折苒眯眸,眸底有淡淡的锋芒,说道:“就是因为府里的人全部都睡着了,才好办事。”
“什么意思?”小碗疑惑,挠着脑袋说道:“咦?大小姐?”
白苒已经走出了房门,说道:“夜黑风高,杀人放火正当时。”
寒风吹过府阙,呼啸而过,院子里的几棵槐树树枝摇曳着,枯叶瑟瑟落下,空气里的箫瑟的气息。
女子脚步轻盈,身后的丫环掌着灯在前面慢慢地引路。
“二小姐,到了。”
白荷说道:“锈儿,你先回去吧,免得引起爹爹的怀疑,一柱香之后再过来。我要跟娘说会话。”
“是,二小姐。”锈儿抬眸将灯递到了白荷的手里,一揖身,然后退了下去。
柴房的门吱呀一声被推开,门口的烛灯摇晃着,提灯的女子一身青绸的长裙,步步生莲。
柴房里的女子猛然惊醒,一双眼睛蓦然睁得大大的,说道:“荷儿?”
白荷上前一把扶住二夫人,说道:“娘,女儿过来了,娘,让您受苦了,爹爹说不准任何人来看你,连女儿也不行,不然就家法伺候,女儿也是等爹爹睡下了,这才敢偷偷地跑过来的。”
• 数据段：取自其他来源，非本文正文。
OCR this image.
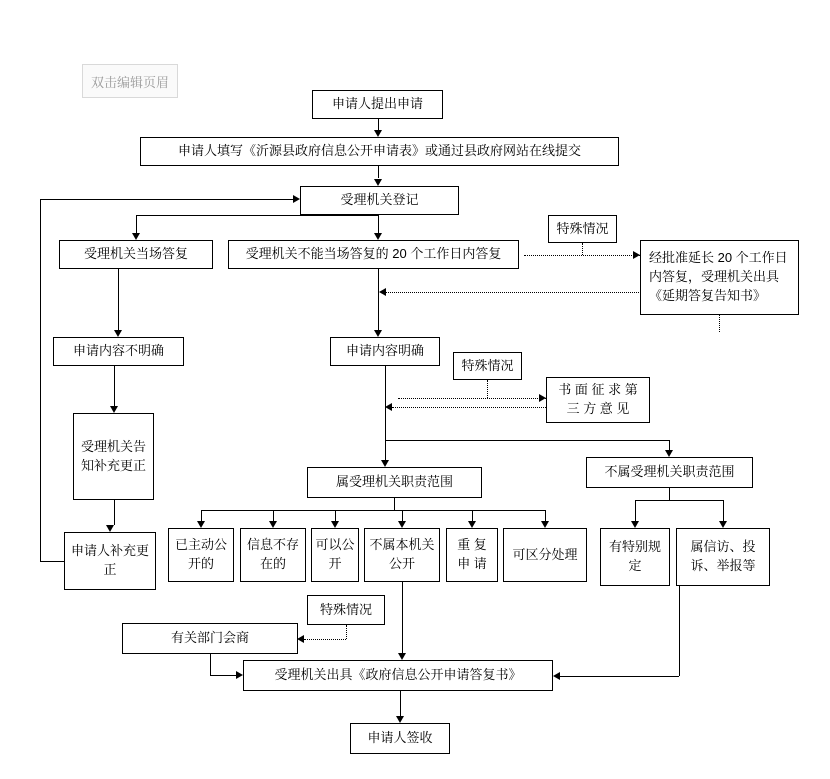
双击编辑页眉
申请人提出申请
申请人填写《沂源县政府信息公开申请表》或通过县政府网站在线提交
受理机关登记
受理机关当场答复	受理机关不能当场答复的 20 个工作日内答复
特殊情况
经批准延长 20 个工作日内答复，受理机关出具《延期答复告知书》
申请内容不明确	申请内容明确
特殊情况
书 面 征 求 第 三 方 意 见
受理机关告知补充更正
申请人补充更正
属受理机关职责范围
不属受理机关职责范围
已主动公开的
信息不存在的
可以公开
不属本机关公开
重 复 申 请
可区分处理	有特别规定
属信访、投诉、举报等
特殊情况
有关部门会商
受理机关出具《政府信息公开申请答复书》
申请人签收
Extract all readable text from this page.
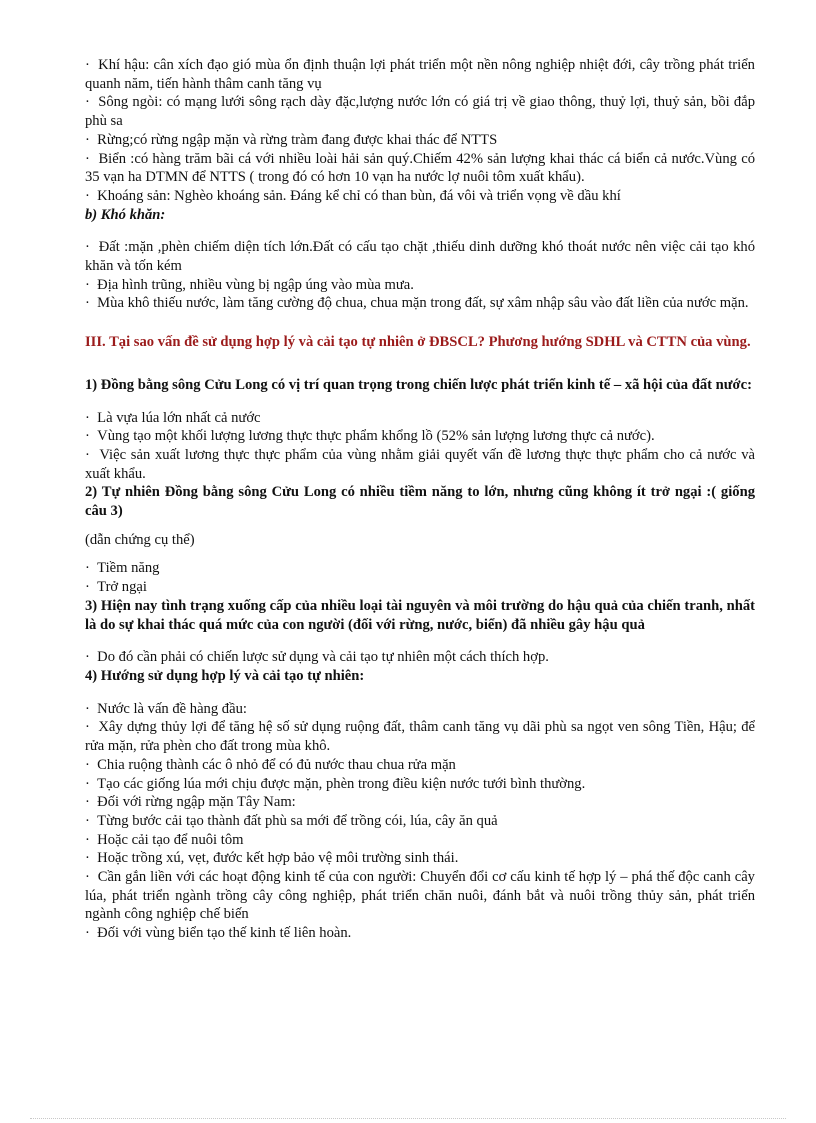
·  Khí hậu: cân xích đạo gió mùa ổn định thuận lợi phát triển một nền nông nghiệp nhiệt đới, cây trồng phát triển quanh năm, tiến hành thâm canh tăng vụ

·  Sông ngòi: có mạng lưới sông rạch dày đặc,lượng nước lớn có giá trị về giao thông, thuỷ lợi, thuỷ sản, bồi đắp phù sa

·  Rừng;có rừng ngập mặn và rừng tràm đang được khai thác để NTTS

·  Biển :có hàng trăm bãi cá với nhiều loài hải sản quý.Chiếm 42% sản lượng khai thác cá biển cả nước.Vùng có 35 vạn ha DTMN để NTTS ( trong đó có hơn 10 vạn ha nước lợ nuôi tôm xuất khẩu).

·  Khoáng sản: Nghèo khoáng sản. Đáng kể chỉ có than bùn, đá vôi và triển vọng về dầu khí

b) Khó khăn:

·  Đất :mặn ,phèn chiếm diện tích lớn.Đất có cấu tạo chặt ,thiếu dinh dưỡng khó thoát nước nên việc cải tạo khó khăn và tốn kém

·  Địa hình trũng, nhiều vùng bị ngập úng vào mùa mưa.

·  Mùa khô thiếu nước, làm tăng cường độ chua, chua mặn trong đất, sự xâm nhập sâu vào đất liền của nước mặn.

III. Tại sao vấn đề sử dụng hợp lý và cải tạo tự nhiên ở ĐBSCL? Phương hướng SDHL và CTTN của vùng.

1) Đồng bằng sông Cửu Long có vị trí quan trọng trong chiến lược phát triển kinh tế – xã hội của đất nước:

·  Là vựa lúa lớn nhất cả nước

·  Vùng tạo một khối lượng lương thực thực phẩm khổng lồ (52% sản lượng lương thực cả nước).

·  Việc sản xuất lương thực thực phẩm của vùng nhằm giải quyết vấn đề lương thực thực phẩm cho cả nước và xuất khẩu.

2) Tự nhiên Đồng bằng sông Cửu Long có nhiều tiềm năng to lớn, nhưng cũng không ít trở ngại :( giống câu 3)

(dẫn chứng cụ thể)

·  Tiềm năng

·  Trở ngại

3) Hiện nay tình trạng xuống cấp của nhiều loại tài nguyên và môi trường do hậu quả của chiến tranh, nhất là do sự khai thác quá mức của con người (đối với rừng, nước, biển) đã nhiều gây hậu quả

·  Do đó cần phải có chiến lược sử dụng và cải tạo tự nhiên một cách thích hợp.

4) Hướng sử dụng hợp lý và cải tạo tự nhiên:

·  Nước là vấn đề hàng đầu:

·  Xây dựng thủy lợi để tăng hệ số sử dụng ruộng đất, thâm canh tăng vụ dãi phù sa ngọt ven sông Tiền, Hậu; để rửa mặn, rửa phèn cho đất trong mùa khô.

·  Chia ruộng thành các ô nhỏ để có đủ nước thau chua rửa mặn

·  Tạo các giống lúa mới chịu được mặn, phèn trong điều kiện nước tưới bình thường.

·  Đối với rừng ngập mặn Tây Nam:

·  Từng bước cải tạo thành đất phù sa mới để trồng cói, lúa, cây ăn quả

·  Hoặc cải tạo để nuôi tôm

·  Hoặc trồng xú, vẹt, đước kết hợp bảo vệ môi trường sinh thái.

·  Cần gắn liền với các hoạt động kinh tế của con người: Chuyển đổi cơ cấu kinh tế hợp lý – phá thế độc canh cây lúa, phát triển ngành trồng cây công nghiệp, phát triển chăn nuôi, đánh bắt và nuôi trồng thủy sản, phát triển ngành công nghiệp chế biến

·  Đối với vùng biển tạo thế kinh tế liên hoàn.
白荷替二夫人整了整凌乱的头发,又将手里的食盒放下,说道:“娘,你先吃点东西。”
二夫人叹了一口气说道:“我些年来,真是委屈你了,白苒那野蹄子就是个废材,可是你爹表面上对她不理不踩,实际上对白苒还是有几分维护的。你还记得小时候,白苒关地窖里放出来的时候已经没呼吸了,当时你爹知道后,虽然表面上没说什么,却是差点儿把我给杀了,你看……这条刀伤,就是你爹当时拿刀砍的,当时他听到白苒死了,气得那双眼睛一片腥红,看见什么就想一刀砍了替白苒报仇。”
白荷看到二夫人手臂上深深的一道伤痕,狰狞的伤口触目惊心,她若有所思,说道:“可是后来姐姐又没事了。”
“荷儿,当时你还小,不知道,当时与这事有关联的奴才都被你爹给活埋了。”二夫人长长地叹了一口气。
“可是看爹爹也不是很疼爱姐姐。”白荷说道。
“这也是这些年来,我一直弄不明白的事情。”二夫人喝着茶里的汤,突然冷冷地说道:“虽然是如此,我也不能让白苒那野种如鱼得水。”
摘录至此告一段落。